You can protest, you are free(ish)

“Freedom of the press comes down to this: The sign that all is well is when journalists are allowed to say that all is well.”

This was written on a political cartoon displayed in the foyer of the European Court of Human Rights in Strasbourg. It’s obviously satirical, but it came to mind on Friday when Joseph Muscat turned to the leaders gathered in Malta for the South EU summit and said, “Here we are open in everything, in the skies, and in freedom of speech (sic)”.

Muscat was referring to a group of activists from Occupy Justice holding up banners behind a barricade some distance away from the EU Leaders.

The Prime Minister’s logic goes something like this:

  • Citizens are allowed to hold up banners and raise their voices;
  • People are not allowed to do that in countries that don’t tolerate freedom of speech;
  • Therefore, Malta has freedom of speech.

The fact that he has to turn to EU leaders to make this point is itself a sign of a problem.

Did you ever see German Chancellor Angela Merkel turn to French President Emmanuel Macron to point out the German State’s tolerance of freedom of speech? No, because it hasn’t been called into question.

It wasn’t just activists in Valletta who used the occasion to remind Muscat of his responsibilities.
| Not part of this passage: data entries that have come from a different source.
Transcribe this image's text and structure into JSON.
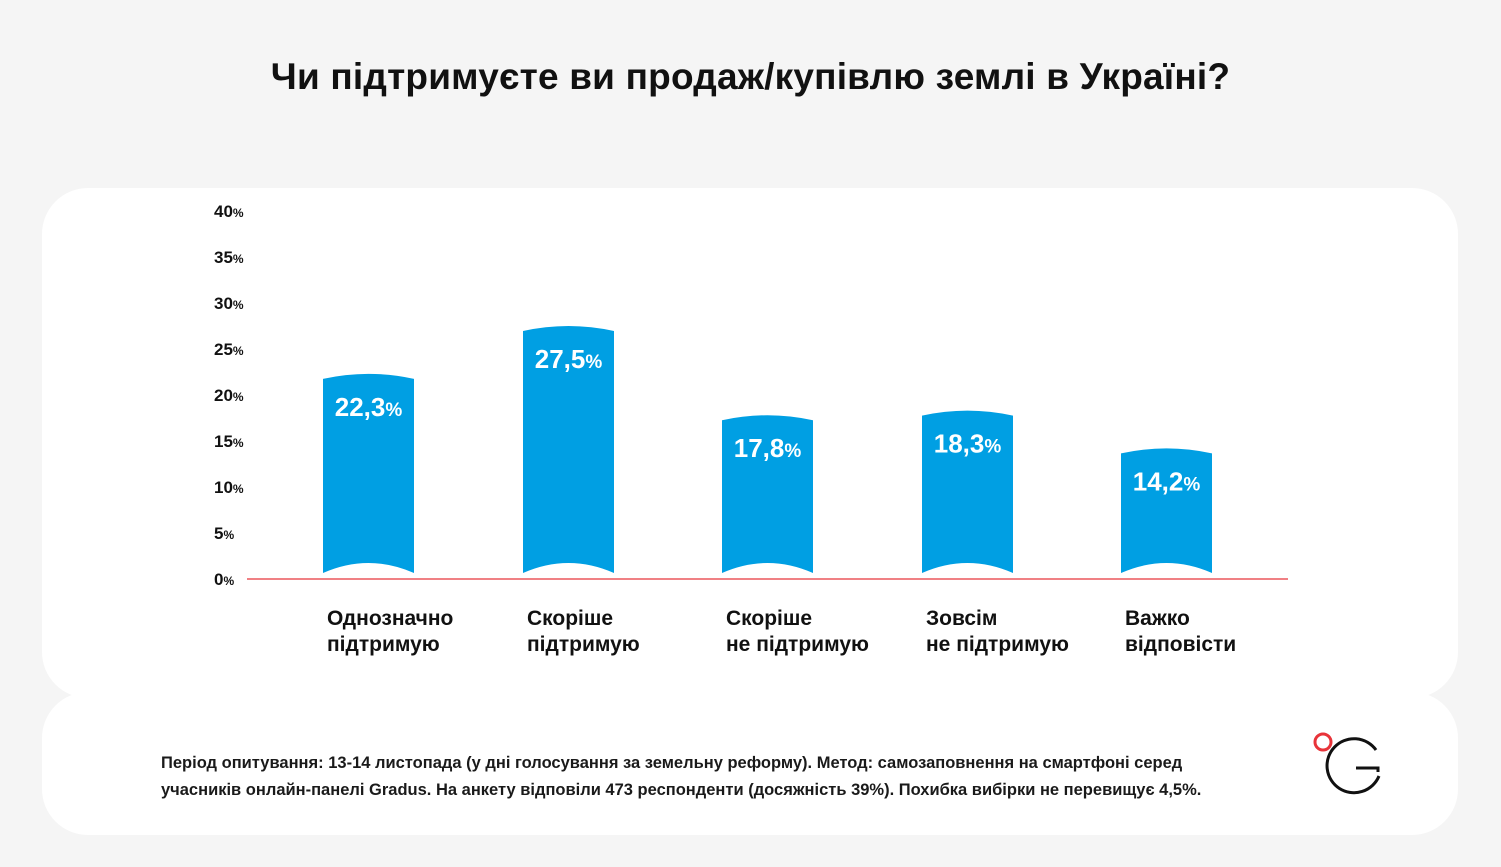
{
  "title": "Чи підтримуєте ви продаж/купівлю землі в Україні?",
  "chart_data": {
    "type": "bar",
    "categories": [
      [
        "Однозначно",
        "підтримую"
      ],
      [
        "Скоріше",
        "підтримую"
      ],
      [
        "Скоріше",
        "не підтримую"
      ],
      [
        "Зовсім",
        "не підтримую"
      ],
      [
        "Важко",
        "відповісти"
      ]
    ],
    "values": [
      22.3,
      27.5,
      17.8,
      18.3,
      14.2
    ],
    "value_labels": [
      "22,3",
      "27,5",
      "17,8",
      "18,3",
      "14,2"
    ],
    "value_suffix": "%",
    "y_ticks": [
      "0",
      "5",
      "10",
      "15",
      "20",
      "25",
      "30",
      "35",
      "40"
    ],
    "tick_suffix": "%",
    "ylim": [
      0,
      40
    ],
    "grid": false,
    "colors": {
      "bar": "#009fe3",
      "baseline": "#e8343a"
    }
  },
  "footnote": {
    "line1": "Період опитування: 13-14 листопада (у дні голосування за земельну реформу). Метод: самозаповнення на смартфоні серед",
    "line2": "учасників онлайн-панелі Gradus. На анкету відповіли 473 респонденти (досяжність 39%). Похибка вибірки не перевищує 4,5%."
  },
  "logo": {
    "icon": "gradus-logo-icon",
    "colors": {
      "dot": "#e8343a",
      "letter": "#111111"
    }
  }
}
Seven international press freedom and human rights organisations also appealed to EU leaders to “address the ongoing impunity in the case of assassinated journalist Daphne Caruana Galizia”.

They were referring to the report by the Parliamentary Assembly of the Council of Europe (PACE) Special Rapporteur Pieter Omtzigt which was adopted by the Legal Affairs and Human Rights Committee meeting in Paris on 29 May.

The report is aimed at improving democracy and the rule of law in Malta. But rather than commit to an in-depth evaluation of its findings, the government remains focused on seeking new ways of undermining them.

In the lead up to the summit, Labour MP Manuel Mallia was caught sending a message to other MPs who form part of the Council of Europe delegation, urging them to use this opportunity to lobby against the report on Malta.

“Mini summit tomorrow (Friday) between six countries is fertile ground for lobbying against Omtzigt’s report. Anyone taking the lead?” Mallia wrote in his message. He deleted it soon after, but it was too late.

The message Labour MP Manuel Mallia sent to the group of MPs that form part of the delegation at the Council of Europe, was deleted soon after.

Mallia isn’t alone in adopting this strategy.

The Prime Minister has himself targeted the report’s author, repeatedly casting doubt on his integrity and credibility in Parliament and in meetings with Labour Party supporters.

But of course this is the kind of government that runs an extensive PR campaign to sell the line that it started implementing the recommendations of the Venice Commission less than 100 days after the report was published, only to be slammed by law professor Kevin Aquilina, who said the “government was deliberately acting in bad faith”.

The former Dean of the University of Malta’s Faculty of Laws said the Bill to establish the Office of the State Advocate was being falsely presented as the government’s intention to implement the Venice Commission’s recommendations, when in fact it was turning the report “on its head”.

Aquilina warned that the Bill was in breach of Malta’s international obligations, placing the country at loggerheads with the Council of Europe, the European Court of Human Rights and the European Union.

It will also serve to concentrate more powers in the Office of the Prime Minister, “very much in the opposite direction of what the Venice Commission noted”.

Rather than take into account this expert opinion, the response of the Justice Minister was to hit at the credibility of one of our most respected law professors. In his statement, Owen Bonnici felt the need to point out that the legal arguments made by Aquilina were “repeated in Parliament by the Leader of the Opposition” as though this were some sort of political conspiracy.

You start to get an idea of why Aquilina is no longer Dean of the Faculty of Laws at the University of Malta despite his credentials. But he can express his views in the student association’s law journal. See, we have freedom of speech.

Joseph Muscat tells people one thing when he is clearly doing the opposite. But there’s no need to worry, because “everything is open in Malta, even the skies”.

That’s partly true. The heavens did open. But does he know it started pouring with rain?